Don't count on Mickey
Analysts, though, are not convinced that Shanghai Disneyland will have a big impact on the airline. "We see Disneyland only boosting sentiment toward the stock, not its financials," said Kelvin Lau, an analyst at Daiwa Capital Markets. He said the park's opening will bring an additional 375,000 passengers per year, which is "minimal" compared with the total number of passengers the airline carries.
Commenting on the three airlines' earnings performance, Lau expects their plans to boost international capacity will continue to squeeze yields. Their current valuations, however, have been "attractive for bottom-fishing on stocks like Air China" thanks to the recent stabilization of the yuan, he added.

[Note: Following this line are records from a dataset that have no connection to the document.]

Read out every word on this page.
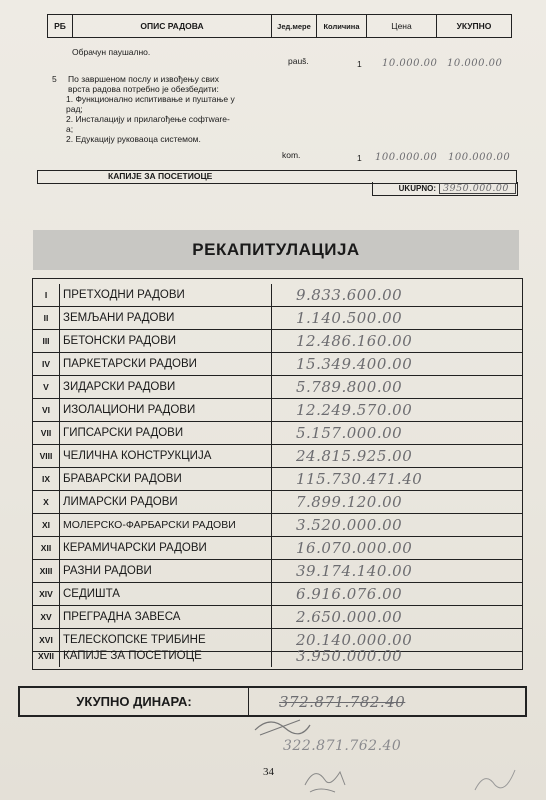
РБ	ОПИС РАДОВА	Јед.мере	Количина	Цена	УКУПНО
Обрачун паушално.
pauš.	1 10.000.00 10.000.00
5 По завршеном послу и извођењу свих
врста радова потребно је обезбедити:
1. Функционално испитивање и пуштање у
рад;
2. Инсталацију и прилагођење софтware-
а;
2. Едукацију руковаоца системом.
kom.	1 100.000.00 100.000.00
КАПИЈЕ ЗА ПОСЕТИОЦЕ
UKUPNO: 3950.000.00
РЕКАПИТУЛАЦИЈА
I	ПРЕТХОДНИ РАДОВИ	9.833.600.00
II	ЗЕМЉАНИ РАДОВИ	1.140.500.00
III	БЕТОНСКИ РАДОВИ	12.486.160.00
IV	ПАРКЕТАРСКИ РАДОВИ	15.349.400.00
V	ЗИДАРСКИ РАДОВИ	5.789.800.00
VI	ИЗОЛАЦИОНИ РАДОВИ	12.249.570.00
VII	ГИПСАРСКИ РАДОВИ	5.157.000.00
VIII ЧЕЛИЧНА КОНСТРУКЦИЈА	24.815.925.00
IX	БРАВАРСКИ РАДОВИ	115.730.471.40
X	ЛИМАРСКИ РАДОВИ	7.899.120.00
XI	МОЛЕРСКО-ФАРБАРСКИ РАДОВИ	3.520.000.00
XII	КЕРАМИЧАРСКИ РАДОВИ	16.070.000.00
XIII РАЗНИ РАДОВИ	39.174.140.00
XIV СЕДИШТА	6.916.076.00
XV ПРЕГРАДНА ЗАВЕСА	2.650.000.00
XVI ТЕЛЕСКОПСКЕ ТРИБИНЕ	20.140.000.00
XVII КАПИЈЕ ЗА ПОСЕТИОЦЕ	3.950.000.00
УКУПНО ДИНАРА:	372.871.782.40
322.871.762.40
34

China Eastern shares closed 1.61% higher at HK$4.42 on Friday, outperforming the Hang Seng Index's 1.34% loss.
But China Eastern said it would have about 10% -- some 600,000 tons of its fuel -- hedged against futures contracts or options on futures. Chief Financial Officer Wu Yongliang would "not rule out" joint hedging by the big three, while noting that oil prices should remain around $40 a barrel in the short run.
China Eastern also said it would consider paying a dividend after the completion of its 15 billion yuan A-share private offering in the middle of the year, with a payout ratio of at least 40%. The company has paid dividends twice since it listed in Hong Kong in 1997; the last time was in 2005.